Tuesday, November 15, 2022

More Commentary on Situation in French Catholic Church: "Structural 'Implosion" and Pope Francis's Mixed Record

More commentary on the eye-popping revelation in the French Catholic church that 11 former bishops, some still sitting and others retired, have been credibly accused of sexual abuse of minors, and a French cardinal has admitted abusing a 14-year-old girl in his pastoral care in the past: 

Robert Mickens, "The Church's implosion: it's gonna get worse before it gets better":

I'd submit that what is happening in France is only the latest and most pernicious stage in what I described exactly ten years ago -- during a Nov. 16, 2012 talk at the City Club of Cleveland, Ohio -- as the Catholic Church's structural "implosion".

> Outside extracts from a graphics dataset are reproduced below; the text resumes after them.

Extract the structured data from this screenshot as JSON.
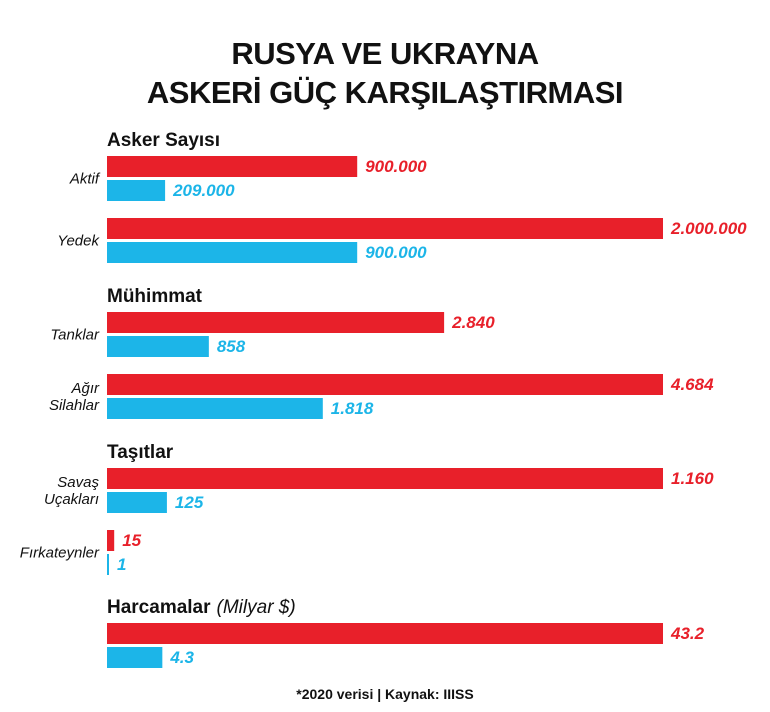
{
  "title_lines": [
    "RUSYA VE UKRAYNA",
    "ASKERİ GÜÇ KARŞILAŞTIRMASI"
  ],
  "footnote": "*2020 verisi | Kaynak: IIISS",
  "colors": {
    "russia": "#e8202a",
    "ukraine": "#1cb5e8",
    "text": "#111111"
  },
  "chart_data": {
    "type": "bar",
    "orientation": "horizontal",
    "series": [
      {
        "key": "russia",
        "color": "#e8202a"
      },
      {
        "key": "ukraine",
        "color": "#1cb5e8"
      }
    ],
    "sections": [
      {
        "header": "Asker Sayısı",
        "header_note": "",
        "items": [
          {
            "label": [
              "Aktif"
            ],
            "russia": 900000,
            "ukraine": 209000,
            "russia_label": "900.000",
            "ukraine_label": "209.000"
          },
          {
            "label": [
              "Yedek"
            ],
            "russia": 2000000,
            "ukraine": 900000,
            "russia_label": "2.000.000",
            "ukraine_label": "900.000"
          }
        ]
      },
      {
        "header": "Mühimmat",
        "header_note": "",
        "items": [
          {
            "label": [
              "Tanklar"
            ],
            "russia": 2840,
            "ukraine": 858,
            "russia_label": "2.840",
            "ukraine_label": "858"
          },
          {
            "label": [
              "Ağır",
              "Silahlar"
            ],
            "russia": 4684,
            "ukraine": 1818,
            "russia_label": "4.684",
            "ukraine_label": "1.818"
          }
        ]
      },
      {
        "header": "Taşıtlar",
        "header_note": "",
        "items": [
          {
            "label": [
              "Savaş",
              "Uçakları"
            ],
            "russia": 1160,
            "ukraine": 125,
            "russia_label": "1.160",
            "ukraine_label": "125"
          },
          {
            "label": [
              "Fırkateynler"
            ],
            "russia": 15,
            "ukraine": 1,
            "russia_label": "15",
            "ukraine_label": "1"
          }
        ]
      },
      {
        "header": "Harcamalar",
        "header_note": "(Milyar $)",
        "items": [
          {
            "label": [],
            "russia": 43.2,
            "ukraine": 4.3,
            "russia_label": "43.2",
            "ukraine_label": "4.3"
          }
        ]
      }
    ]
  }
}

It's another inevitable result of an ethos perpetuated by members of a clerical caste and their lay enablers who are bent on preserving -- at all costs -- the Church's anachronistic structure and many of its rituals and customs that appear more and more estranged from the radical message of the gospel.

Pope Francis’s record is mixed on the greatest scandal to envelop the church in centuries. His forthrightness on the issue is admirable, but ultimately he, and the church, will be judged on the tangible progress they have made.

The Catholic sexual abuse scandal is a systemic problem. It's the result of the system by which the Catholic church is organized and governed, which places all governing (and teaching) power in the hands of ordained males who are, with the exception of Catholic rites permitting priestly marriage, ostensibly celibate.

This is a tiny slice of the whole church. This systemic arrangement excludes women from ordination, and it excludes married men except in Anglican and Eastern Catholic rites that permit married clergy, but are far from the Catholic norm. 

This systemic arrangement excludes all lay Catholics from governing power. it is ipso facto abusive because it is a non-representative, top-down arrangement that creates a caste system within the people of God, in which all lay Catholics are viewed as and rendered passive objects of "pastoral" activity on the part of the ordained. 

Such a system is a recipe for abuse. Until the clericalist model clerical leaders of the Catholic church have chosen to treat as permanent and sacrosanct — when it's neither — is radically revised, dismantled, and something much more in line with the gospels built in its place, the abuse will continue. And as long as the current pope does nothing to change the system in a radical way, he will remain a big part of the abuse problem and will be viewed in that light by historians.